Continuous air quality monitoring stations to be set up in M'lore

Awareness week on prevention of air pollution inaugurated in Port City

District Environment Officer Rajshekhar Puranik said that proposals have been submitted to the government by the Pollution Control Board towards the establishment of two Continuous Ambient Air Quality Monitoring Stations in Mangalore.

He was speaking after inaugurating the Pollution awareness week at Regional Office in Mangalore on Monday.The environment officer said that the monitoring stations, check the quality of air for the presence of suspended articles and other pollutants.

Stating that at present there is no continuous monitoring centre in Mangalore but an Ambient Air quality Monitoring station at Baikampadi where quality checking of air is carried out to detect RSPMs (Respirable Suspended Articulate Matters) on three days in a week, round the clock.

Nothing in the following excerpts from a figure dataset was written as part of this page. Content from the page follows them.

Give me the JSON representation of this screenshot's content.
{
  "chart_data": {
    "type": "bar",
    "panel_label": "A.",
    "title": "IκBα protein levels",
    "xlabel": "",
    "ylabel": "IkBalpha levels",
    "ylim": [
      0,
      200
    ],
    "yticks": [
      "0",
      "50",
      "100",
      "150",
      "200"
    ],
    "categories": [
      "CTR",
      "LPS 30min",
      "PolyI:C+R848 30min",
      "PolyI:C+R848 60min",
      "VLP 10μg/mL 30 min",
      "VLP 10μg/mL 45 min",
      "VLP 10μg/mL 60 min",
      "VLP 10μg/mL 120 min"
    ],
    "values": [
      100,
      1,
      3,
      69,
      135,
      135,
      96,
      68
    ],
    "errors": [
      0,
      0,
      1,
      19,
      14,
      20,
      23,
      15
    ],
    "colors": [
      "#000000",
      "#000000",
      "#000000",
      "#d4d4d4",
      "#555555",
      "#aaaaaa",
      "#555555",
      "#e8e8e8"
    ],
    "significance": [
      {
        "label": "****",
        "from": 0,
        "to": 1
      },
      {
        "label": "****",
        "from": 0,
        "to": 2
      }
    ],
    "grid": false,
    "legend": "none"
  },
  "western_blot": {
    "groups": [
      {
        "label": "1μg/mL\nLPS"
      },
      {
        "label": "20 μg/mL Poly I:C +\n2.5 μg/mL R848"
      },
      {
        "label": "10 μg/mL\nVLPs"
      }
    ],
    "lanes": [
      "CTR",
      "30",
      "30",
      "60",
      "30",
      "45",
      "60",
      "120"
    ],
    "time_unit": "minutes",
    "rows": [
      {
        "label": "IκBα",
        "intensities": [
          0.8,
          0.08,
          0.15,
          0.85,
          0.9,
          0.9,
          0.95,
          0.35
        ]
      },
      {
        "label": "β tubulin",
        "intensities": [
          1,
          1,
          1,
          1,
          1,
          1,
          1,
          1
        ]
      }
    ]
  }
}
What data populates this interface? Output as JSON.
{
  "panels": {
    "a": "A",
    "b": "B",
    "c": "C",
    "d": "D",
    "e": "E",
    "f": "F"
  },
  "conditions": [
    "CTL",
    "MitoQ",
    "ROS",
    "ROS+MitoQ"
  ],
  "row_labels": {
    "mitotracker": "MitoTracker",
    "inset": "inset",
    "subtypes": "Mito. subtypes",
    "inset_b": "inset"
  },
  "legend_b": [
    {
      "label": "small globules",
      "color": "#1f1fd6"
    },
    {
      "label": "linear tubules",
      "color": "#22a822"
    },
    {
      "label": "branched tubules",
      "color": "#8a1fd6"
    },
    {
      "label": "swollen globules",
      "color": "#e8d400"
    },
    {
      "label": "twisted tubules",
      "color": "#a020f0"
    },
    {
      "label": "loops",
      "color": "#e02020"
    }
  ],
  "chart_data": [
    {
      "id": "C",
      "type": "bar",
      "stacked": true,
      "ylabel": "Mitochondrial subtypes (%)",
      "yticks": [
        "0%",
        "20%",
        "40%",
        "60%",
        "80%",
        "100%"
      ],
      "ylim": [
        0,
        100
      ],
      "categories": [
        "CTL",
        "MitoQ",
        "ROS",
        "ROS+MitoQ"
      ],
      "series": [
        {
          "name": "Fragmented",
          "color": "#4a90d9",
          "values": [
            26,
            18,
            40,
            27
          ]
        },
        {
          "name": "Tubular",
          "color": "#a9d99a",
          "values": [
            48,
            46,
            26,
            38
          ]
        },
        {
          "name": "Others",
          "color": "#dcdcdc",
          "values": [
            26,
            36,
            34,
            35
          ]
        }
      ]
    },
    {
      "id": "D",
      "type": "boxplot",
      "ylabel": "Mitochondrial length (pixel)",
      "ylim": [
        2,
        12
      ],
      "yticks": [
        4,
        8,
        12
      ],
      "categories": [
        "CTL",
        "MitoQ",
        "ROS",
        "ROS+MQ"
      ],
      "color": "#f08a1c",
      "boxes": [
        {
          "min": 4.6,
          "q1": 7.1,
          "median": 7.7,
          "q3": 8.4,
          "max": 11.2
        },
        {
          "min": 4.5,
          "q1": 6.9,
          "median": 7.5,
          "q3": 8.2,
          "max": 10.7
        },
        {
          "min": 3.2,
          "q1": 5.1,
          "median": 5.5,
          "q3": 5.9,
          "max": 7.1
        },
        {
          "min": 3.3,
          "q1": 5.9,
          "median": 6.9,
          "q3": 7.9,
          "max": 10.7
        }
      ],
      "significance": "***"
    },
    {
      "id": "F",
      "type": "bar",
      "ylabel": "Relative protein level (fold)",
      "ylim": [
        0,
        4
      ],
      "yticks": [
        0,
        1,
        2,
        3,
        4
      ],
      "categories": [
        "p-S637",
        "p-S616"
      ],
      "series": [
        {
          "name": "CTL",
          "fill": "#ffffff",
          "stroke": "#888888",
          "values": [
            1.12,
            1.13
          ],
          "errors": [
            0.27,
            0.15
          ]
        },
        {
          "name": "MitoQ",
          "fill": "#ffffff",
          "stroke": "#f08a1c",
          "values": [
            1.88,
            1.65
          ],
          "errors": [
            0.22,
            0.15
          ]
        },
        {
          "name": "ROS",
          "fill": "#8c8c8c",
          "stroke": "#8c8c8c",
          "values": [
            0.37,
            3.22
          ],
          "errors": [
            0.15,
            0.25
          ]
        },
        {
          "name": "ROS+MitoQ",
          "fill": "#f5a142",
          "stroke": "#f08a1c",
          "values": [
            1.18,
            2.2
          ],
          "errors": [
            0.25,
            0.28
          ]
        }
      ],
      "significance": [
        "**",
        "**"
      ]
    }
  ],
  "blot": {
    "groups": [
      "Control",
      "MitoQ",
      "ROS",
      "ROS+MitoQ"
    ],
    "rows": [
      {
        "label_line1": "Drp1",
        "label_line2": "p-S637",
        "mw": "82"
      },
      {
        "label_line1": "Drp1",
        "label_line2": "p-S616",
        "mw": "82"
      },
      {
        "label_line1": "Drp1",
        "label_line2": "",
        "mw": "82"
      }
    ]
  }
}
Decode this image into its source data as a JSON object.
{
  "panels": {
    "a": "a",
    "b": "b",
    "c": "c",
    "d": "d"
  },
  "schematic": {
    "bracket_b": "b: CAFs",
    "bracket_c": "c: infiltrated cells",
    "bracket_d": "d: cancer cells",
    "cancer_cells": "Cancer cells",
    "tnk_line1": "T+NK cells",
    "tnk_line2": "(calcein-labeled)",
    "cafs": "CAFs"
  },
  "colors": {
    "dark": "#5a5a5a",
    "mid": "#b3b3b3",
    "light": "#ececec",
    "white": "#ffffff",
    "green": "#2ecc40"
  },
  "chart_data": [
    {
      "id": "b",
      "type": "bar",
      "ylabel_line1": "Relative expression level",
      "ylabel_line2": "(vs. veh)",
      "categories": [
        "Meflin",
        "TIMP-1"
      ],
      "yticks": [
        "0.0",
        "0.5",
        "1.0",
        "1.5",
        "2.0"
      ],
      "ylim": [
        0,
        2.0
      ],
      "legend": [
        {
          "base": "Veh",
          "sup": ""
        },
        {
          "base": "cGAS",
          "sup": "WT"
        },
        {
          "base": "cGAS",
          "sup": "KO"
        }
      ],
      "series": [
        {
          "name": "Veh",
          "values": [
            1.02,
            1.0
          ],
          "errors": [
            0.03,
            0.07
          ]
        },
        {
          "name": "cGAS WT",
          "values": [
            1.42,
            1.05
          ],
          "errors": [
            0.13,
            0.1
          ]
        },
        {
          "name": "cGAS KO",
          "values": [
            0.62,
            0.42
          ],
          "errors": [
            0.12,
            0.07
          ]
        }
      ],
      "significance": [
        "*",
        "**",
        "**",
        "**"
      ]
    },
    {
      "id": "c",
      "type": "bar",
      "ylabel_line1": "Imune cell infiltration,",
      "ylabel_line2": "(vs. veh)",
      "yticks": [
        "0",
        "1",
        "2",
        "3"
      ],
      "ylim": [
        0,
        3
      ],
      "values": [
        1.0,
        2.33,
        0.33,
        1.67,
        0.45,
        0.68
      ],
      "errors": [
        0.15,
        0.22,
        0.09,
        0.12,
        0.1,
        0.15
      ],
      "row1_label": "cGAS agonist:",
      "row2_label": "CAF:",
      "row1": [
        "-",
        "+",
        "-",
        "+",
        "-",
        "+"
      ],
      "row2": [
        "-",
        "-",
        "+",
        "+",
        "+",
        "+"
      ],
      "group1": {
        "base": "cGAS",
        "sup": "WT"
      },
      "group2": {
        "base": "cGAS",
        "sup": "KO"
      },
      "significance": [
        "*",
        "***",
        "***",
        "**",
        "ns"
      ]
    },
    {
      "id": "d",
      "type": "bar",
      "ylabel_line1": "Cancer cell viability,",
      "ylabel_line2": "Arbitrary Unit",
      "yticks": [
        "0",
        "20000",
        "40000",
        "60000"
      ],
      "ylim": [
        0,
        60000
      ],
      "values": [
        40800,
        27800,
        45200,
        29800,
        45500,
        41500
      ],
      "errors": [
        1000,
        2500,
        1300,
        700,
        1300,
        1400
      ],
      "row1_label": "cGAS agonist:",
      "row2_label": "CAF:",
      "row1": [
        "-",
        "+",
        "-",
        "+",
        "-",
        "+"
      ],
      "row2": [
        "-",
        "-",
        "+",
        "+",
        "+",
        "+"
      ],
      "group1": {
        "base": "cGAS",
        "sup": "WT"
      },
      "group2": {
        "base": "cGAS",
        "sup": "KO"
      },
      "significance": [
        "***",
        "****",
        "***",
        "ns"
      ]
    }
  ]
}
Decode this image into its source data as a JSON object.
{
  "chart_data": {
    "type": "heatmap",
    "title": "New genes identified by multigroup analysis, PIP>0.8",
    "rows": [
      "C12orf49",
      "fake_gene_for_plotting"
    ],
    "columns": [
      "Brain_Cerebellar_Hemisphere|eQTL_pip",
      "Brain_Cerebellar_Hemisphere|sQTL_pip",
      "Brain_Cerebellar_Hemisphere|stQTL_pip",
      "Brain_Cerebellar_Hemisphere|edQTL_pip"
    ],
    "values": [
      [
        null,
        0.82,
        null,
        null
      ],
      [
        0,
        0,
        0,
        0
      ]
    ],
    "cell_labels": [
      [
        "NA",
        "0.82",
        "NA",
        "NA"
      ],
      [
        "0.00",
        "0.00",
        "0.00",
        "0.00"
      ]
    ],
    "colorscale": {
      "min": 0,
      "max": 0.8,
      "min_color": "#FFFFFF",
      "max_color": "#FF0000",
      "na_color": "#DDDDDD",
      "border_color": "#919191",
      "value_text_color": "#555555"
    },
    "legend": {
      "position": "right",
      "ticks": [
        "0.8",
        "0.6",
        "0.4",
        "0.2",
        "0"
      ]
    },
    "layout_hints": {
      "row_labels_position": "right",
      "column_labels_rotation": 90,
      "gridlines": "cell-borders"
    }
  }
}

Also there are two air quality monitoring stations at MRPL and one at MCF. One more station will be commissioned at MSEZ area.

Vehicles contribute 66 per cent to air pollution, which is the highest among all others such as industries, other fuels, etc. The Carbon Monoxide, Nitrogen oxide, Sulpher dioxide, ketones, CFCs etc, generated during the combustion of fuels result in acid raids, respiratory disorders and also depletion of ozone layer, he said.

In Mangalore, due to the sea winds and presence of Western Ghats, heavy pollutants such as black suit do not rest at one place and hence is better than Bangalore, where the heavy pollutants are prevalent in the air, causing several problems. Also, the content of Carbon Monoxide in an each cubic meter of air is 8 to 10 mg against the normal quantity of 2 mg.

Regional Transport Officer Afzal Ahmed said that the metropolitan cities have been enlisted in Euro 4 cities category, based on the extent of the emission rate of pollutant gases. Mangalore has been placed in the list of Euro 3 city, he said.

In order to control the pollution caused by vehicles, the Sulpher, Benzene and lead content in Diesel and Petrol are sorted out. The government has also formulated a law towards emission tests, he said.

District Reproductive and Child Health Officer Dr Rukmini M said that the pollution control should be implemented in daily lives.

The noise created by vehicles, which exceeds the limit of 80 decibels may cause hearing disorders and disturb the mental balance, due to the continuous exposure. This bothers not only human beings but also animals.

The inhaling of poisonous gases let out during smoking could bring serious problems such as chronic obstructive lung disease and also lung cancer. Apart from these, there may be cardio vascular diseases as well. Air pollution may also adversely affect the pregnant women, resulting in premature child delivery and disorders in the child, Dr Rukmini said.

Dakshina Kannada Bus owners Association former President Jayaram Sheka presided over. Representatives of auto rickshaw associations also took part.